Abstract

The purpose of this note is to present a strong form of the liar paradox. It is strong because the logical resources needed to generate the paradox are weak, in each of two senses. First, few expressive resources required: conjunction, negation, and identity. In particular, this form of the liar does not need to make any use of the conditional. Second, few inferential resources are required. These are: (i) conjunction introduction; (ii) substitution of identicals; and (iii) the inference: From ¬(p ∧ p), infer ¬ p. It is, interestingly enough, also essential to the argument that the ‘strong’ form of the diagonal lemma be used: the one that delivers a term λ such that we can prove: λ = ¬ T(⌈λ⌉); rather than just a sentence Λ for which we can prove: Λ ≡ ¬T(⌈Λ⌉). The truth-theoretic principles used to generate the paradox are these: ¬(S ∧ T(⌈¬S⌉); and ¬(¬S ∧ ¬T(⌈¬S⌉).
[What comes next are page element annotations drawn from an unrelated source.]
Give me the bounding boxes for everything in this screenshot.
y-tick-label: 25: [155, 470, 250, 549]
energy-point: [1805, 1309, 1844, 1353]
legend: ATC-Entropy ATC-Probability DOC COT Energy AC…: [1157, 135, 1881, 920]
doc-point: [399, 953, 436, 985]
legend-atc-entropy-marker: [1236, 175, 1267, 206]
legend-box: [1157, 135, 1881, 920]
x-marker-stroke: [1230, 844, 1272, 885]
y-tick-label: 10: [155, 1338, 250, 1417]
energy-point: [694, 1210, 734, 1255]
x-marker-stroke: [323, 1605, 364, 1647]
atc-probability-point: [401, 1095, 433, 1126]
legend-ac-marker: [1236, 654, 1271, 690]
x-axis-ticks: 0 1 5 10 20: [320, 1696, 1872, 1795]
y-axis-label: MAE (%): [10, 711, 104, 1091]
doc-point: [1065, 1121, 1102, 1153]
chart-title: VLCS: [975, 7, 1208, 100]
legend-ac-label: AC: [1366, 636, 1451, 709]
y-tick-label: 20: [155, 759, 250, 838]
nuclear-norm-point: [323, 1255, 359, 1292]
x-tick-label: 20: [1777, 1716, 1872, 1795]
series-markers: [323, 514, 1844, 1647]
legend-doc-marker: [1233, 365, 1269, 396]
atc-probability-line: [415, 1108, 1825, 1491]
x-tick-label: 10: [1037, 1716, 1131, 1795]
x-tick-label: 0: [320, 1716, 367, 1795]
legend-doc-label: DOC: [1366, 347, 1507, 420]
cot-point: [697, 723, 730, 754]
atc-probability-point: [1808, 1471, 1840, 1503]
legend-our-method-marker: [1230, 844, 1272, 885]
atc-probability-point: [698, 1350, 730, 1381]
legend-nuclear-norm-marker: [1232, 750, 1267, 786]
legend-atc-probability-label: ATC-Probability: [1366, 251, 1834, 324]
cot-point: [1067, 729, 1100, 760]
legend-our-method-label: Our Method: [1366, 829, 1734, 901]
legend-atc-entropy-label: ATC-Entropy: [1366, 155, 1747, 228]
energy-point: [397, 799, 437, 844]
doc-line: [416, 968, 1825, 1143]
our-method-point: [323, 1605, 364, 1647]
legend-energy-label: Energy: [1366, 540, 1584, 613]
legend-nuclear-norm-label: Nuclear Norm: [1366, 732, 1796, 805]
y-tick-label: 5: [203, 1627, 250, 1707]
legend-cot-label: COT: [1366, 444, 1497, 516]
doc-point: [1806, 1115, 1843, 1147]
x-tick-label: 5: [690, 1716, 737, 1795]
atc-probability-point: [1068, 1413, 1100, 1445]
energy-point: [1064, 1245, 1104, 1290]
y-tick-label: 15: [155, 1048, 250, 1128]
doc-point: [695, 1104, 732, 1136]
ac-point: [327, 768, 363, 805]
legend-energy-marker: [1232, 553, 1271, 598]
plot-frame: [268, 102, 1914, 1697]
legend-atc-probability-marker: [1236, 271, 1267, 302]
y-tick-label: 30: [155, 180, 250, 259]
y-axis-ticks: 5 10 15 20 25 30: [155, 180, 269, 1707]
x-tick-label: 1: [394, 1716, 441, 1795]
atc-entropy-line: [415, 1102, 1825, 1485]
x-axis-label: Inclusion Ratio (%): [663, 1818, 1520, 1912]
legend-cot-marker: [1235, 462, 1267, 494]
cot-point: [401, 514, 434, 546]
These are classically equivalent to the two directions of the T-scheme, but they are intuitively weaker. The lesson I would like to draw is: There can be no consistent solution to the Liar paradox that does not involve abandoning truth-theoretic principles that should be every bit as dear to our hearts as the T-scheme. So we shall have to learn to live with the Liar, one way or another.